Дворник скрылся, и почти сразу же на лестнице послышались новые шаги, на этот раз уверенные и неторопливые. В комнату вошел доктор Шульгин. Это был полный, лысоватый мужчина лет пятидесяти, с усталыми, но умными глазами за стеклами пенсне. От него пахло карболкой и хорошим табаком – запахи, которые показались Лютову самыми приятными и здоровыми в этом проклятом месте.

«Игнат Арсеньевич, – кивнул он, ставя на пол свой саквояж. – Вы умеете находить самые живописные уголки нашего города».

Его взгляд скользнул по стенам, по телу, и в нем не отразилось ни удивления, ни страха. Лишь профессиональный интерес.

«Что скажете, Карл Федорович?»

Шульгин подошел к телу, опустился на одно колено. Его пухлые, но ловкие пальцы приподняли веко покойного, проверили зрачок, ощупали шею, грудную клетку. Он действовал без спешки, с сосредоточенностью часовщика.
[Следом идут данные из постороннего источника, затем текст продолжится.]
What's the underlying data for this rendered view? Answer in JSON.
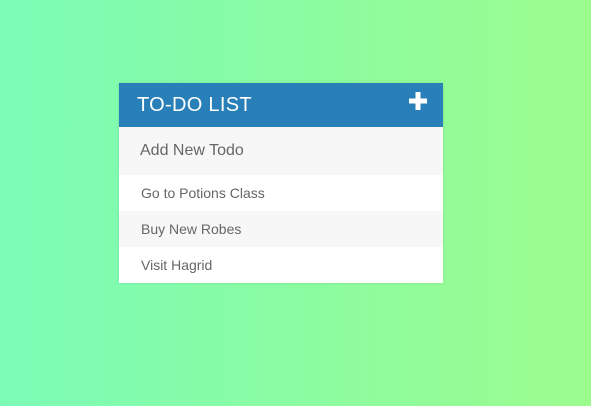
{
  "todo": {
    "title": "TO-DO LIST",
    "add_icon": "plus-icon",
    "input": {
      "placeholder": "Add New Todo",
      "value": ""
    },
    "items": [
      {
        "label": "Go to Potions Class"
      },
      {
        "label": "Buy New Robes"
      },
      {
        "label": "Visit Hagrid"
      }
    ]
  },
  "colors": {
    "header_bg": "#2980b9",
    "background_gradient_start": "#7bfcb7",
    "background_gradient_end": "#9bfc8d"
  }
}
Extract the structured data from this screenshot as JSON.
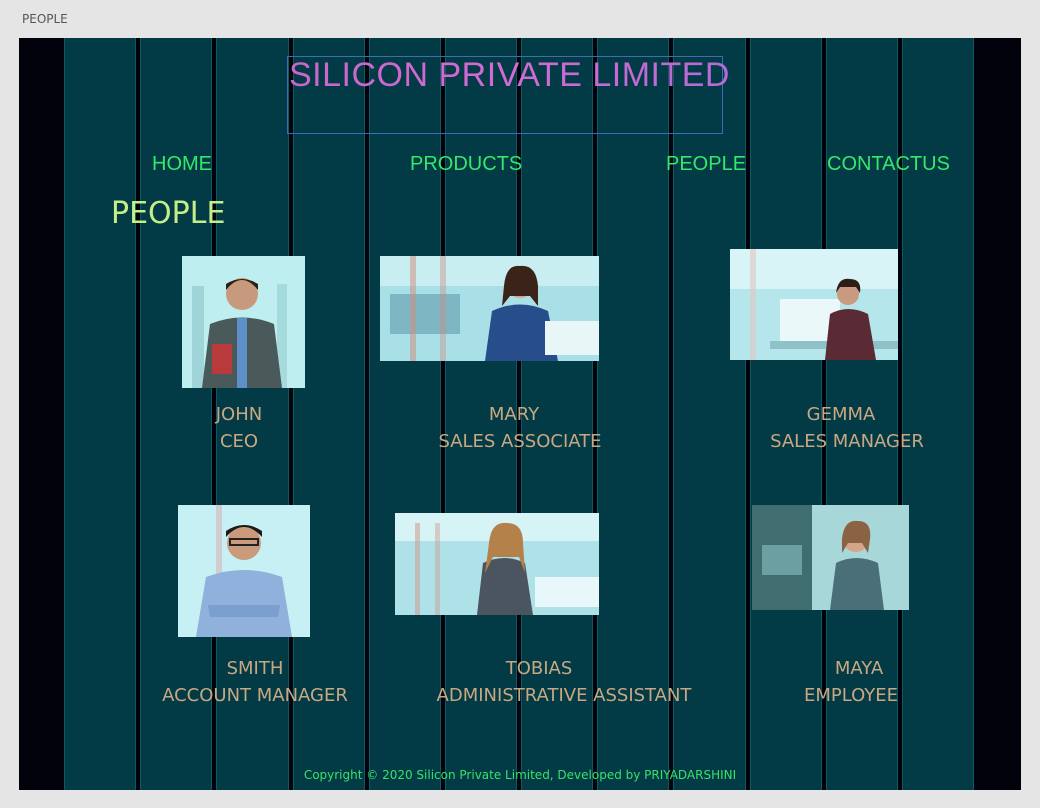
{
  "window": {
    "title": "PEOPLE"
  },
  "header": {
    "brand": "SILICON PRIVATE LIMITED"
  },
  "nav": {
    "home": "HOME",
    "products": "PRODUCTS",
    "people": "PEOPLE",
    "contactus": "CONTACTUS"
  },
  "page": {
    "heading": "PEOPLE"
  },
  "people": [
    {
      "name": "JOHN",
      "role": "CEO"
    },
    {
      "name": "MARY",
      "role": "SALES ASSOCIATE"
    },
    {
      "name": "GEMMA",
      "role": "SALES MANAGER"
    },
    {
      "name": "SMITH",
      "role": "ACCOUNT MANAGER"
    },
    {
      "name": "TOBIAS",
      "role": "ADMINISTRATIVE ASSISTANT"
    },
    {
      "name": "MAYA",
      "role": "EMPLOYEE"
    }
  ],
  "footer": {
    "copyright": "Copyright © 2020 Silicon Private Limited, Developed by PRIYADARSHINI"
  },
  "colors": {
    "background": "#02020c",
    "column": "#023b45",
    "nav": "#33e86a",
    "heading": "#c4ee88",
    "person_text": "#c8a882",
    "brand": "#c966c9"
  }
}
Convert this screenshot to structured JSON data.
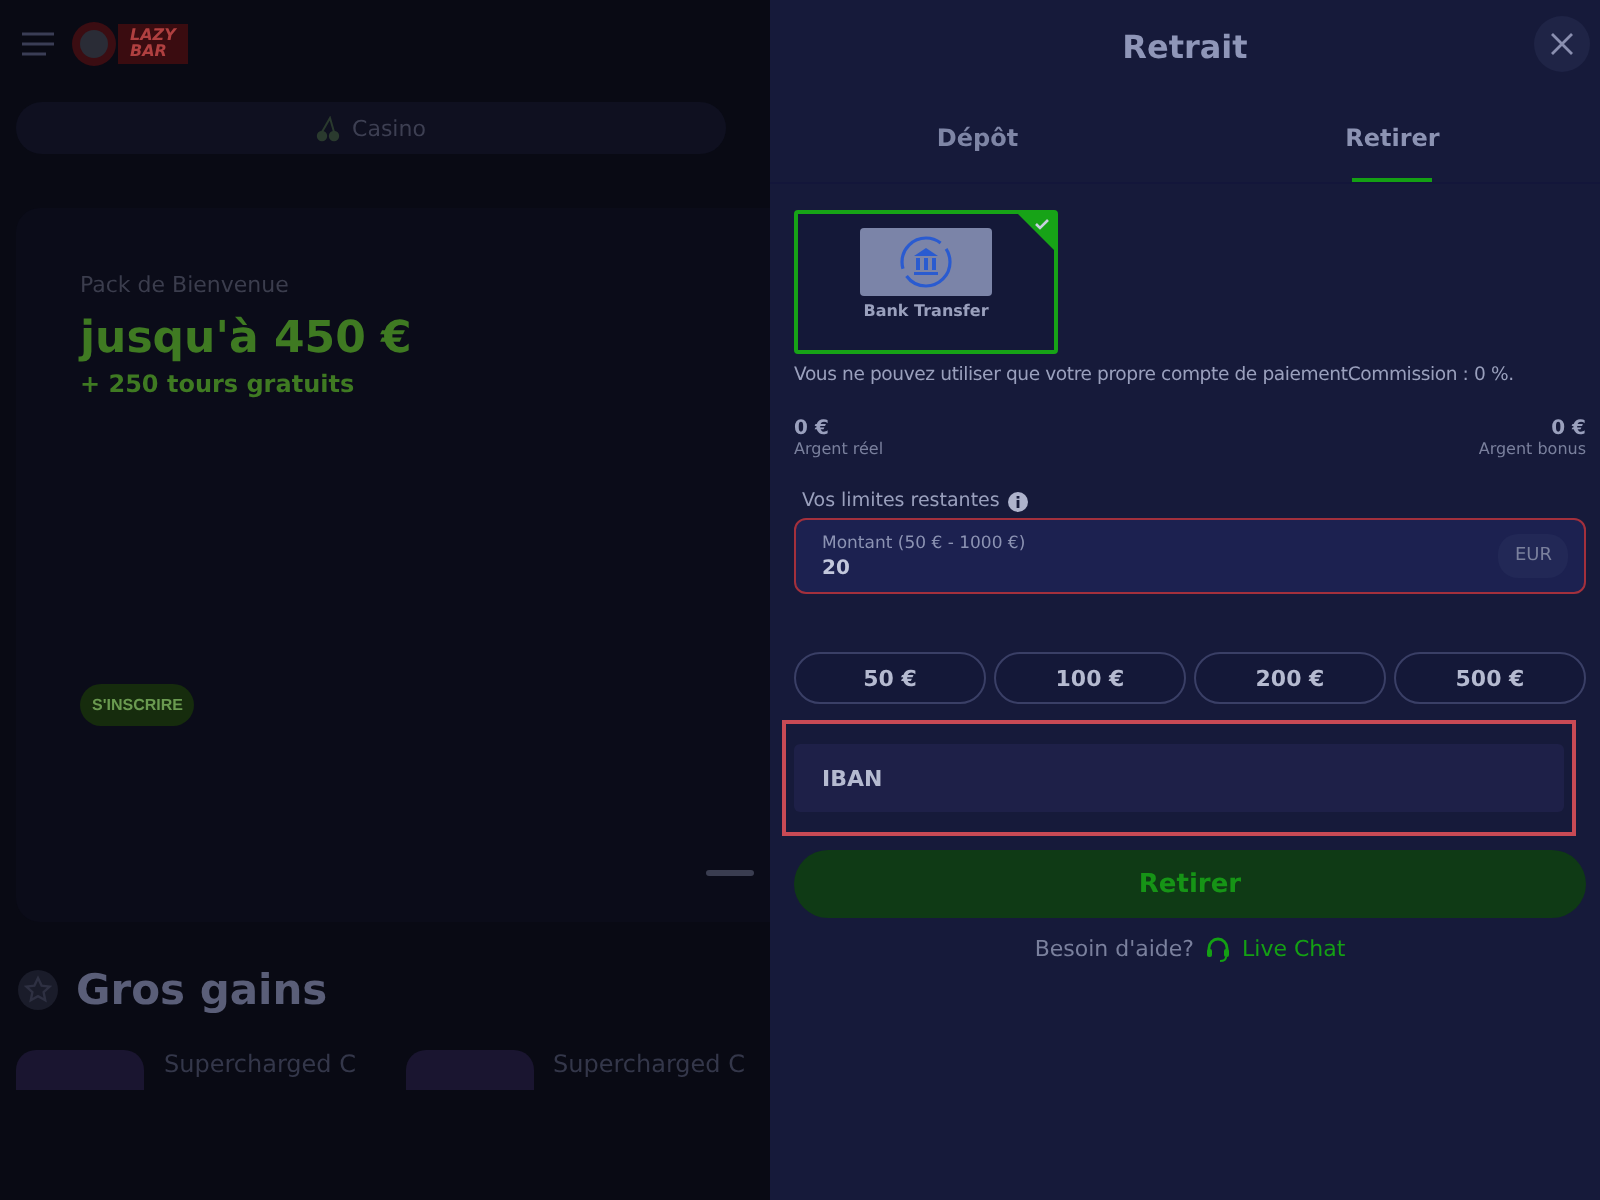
{
  "background_page": {
    "logo": {
      "line_1": "LAZY",
      "line_2": "BAR"
    },
    "nav_tab": {
      "label": "Casino"
    },
    "banner": {
      "subtitle": "Pack de Bienvenue",
      "headline": "jusqu'à 450 €",
      "bonus": "+ 250 tours gratuits",
      "button": "S'INSCRIRE"
    },
    "section": {
      "title": "Gros gains"
    },
    "games": [
      {
        "title": "Supercharged C"
      },
      {
        "title": "Supercharged C"
      }
    ]
  },
  "modal": {
    "title": "Retrait",
    "tabs": [
      {
        "label": "Dépôt",
        "selected": false
      },
      {
        "label": "Retirer",
        "selected": true
      }
    ],
    "methods": [
      {
        "label": "Bank Transfer",
        "selected": true
      }
    ],
    "notice": "Vous ne pouvez utiliser que votre propre compte de paiementCommission : 0 %.",
    "balances": [
      {
        "amount": "0 €",
        "label": "Argent réel"
      },
      {
        "amount": "0 €",
        "label": "Argent bonus"
      }
    ],
    "limits_label": "Vos limites restantes",
    "amount_field": {
      "label": "Montant (50 € - 1000 €)",
      "value": "20",
      "currency": "EUR",
      "invalid": true
    },
    "presets": [
      "50 €",
      "100 €",
      "200 €",
      "500 €"
    ],
    "iban_field": {
      "placeholder": "IBAN",
      "invalid": true
    },
    "submit": "Retirer",
    "help": {
      "text": "Besoin d'aide?",
      "link": "Live Chat"
    }
  }
}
«Интересно, – пробормотал он наконец, выпрямляясь. – Весьма. Никаких видимых повреждений. Абсолютно. Асфиксии нет, признаков утопления, очевидно, тоже. Кожные покровы чистые. Похоже на отравление».

«Яд?»

«Вероятно. Какой-нибудь алкалоид. Цианиды дали бы характерный запах горького миндаля. Морфий или опиум – резкое сужение зрачков. Здесь зрачки расширены, но не чрезмерно. Может быть, что-то из группы атропина. Белладонна, белена… Или что-то более экзотическое. Без вскрытия и анализа содержимого желудка – это гадание на кофейной гуще».

«Время смерти?»

«Судя по температуре тела и развитию rigor mortis, я бы сказал, от шести до восьми часов назад. То есть, где-то между десятью вечера и полуночью».

Шульгин снова оглядел комнату. «Какая безвкусица, – заметил он спокойно. – Вся эта мишура. Рассчитано на впечатлительных барышень. Полагаю, наш поэт сам все это и нарисовал?»

«Рука твердая, – отозвался Лютов. – Слишком твердая для человека, собирающегося отойти в мир иной».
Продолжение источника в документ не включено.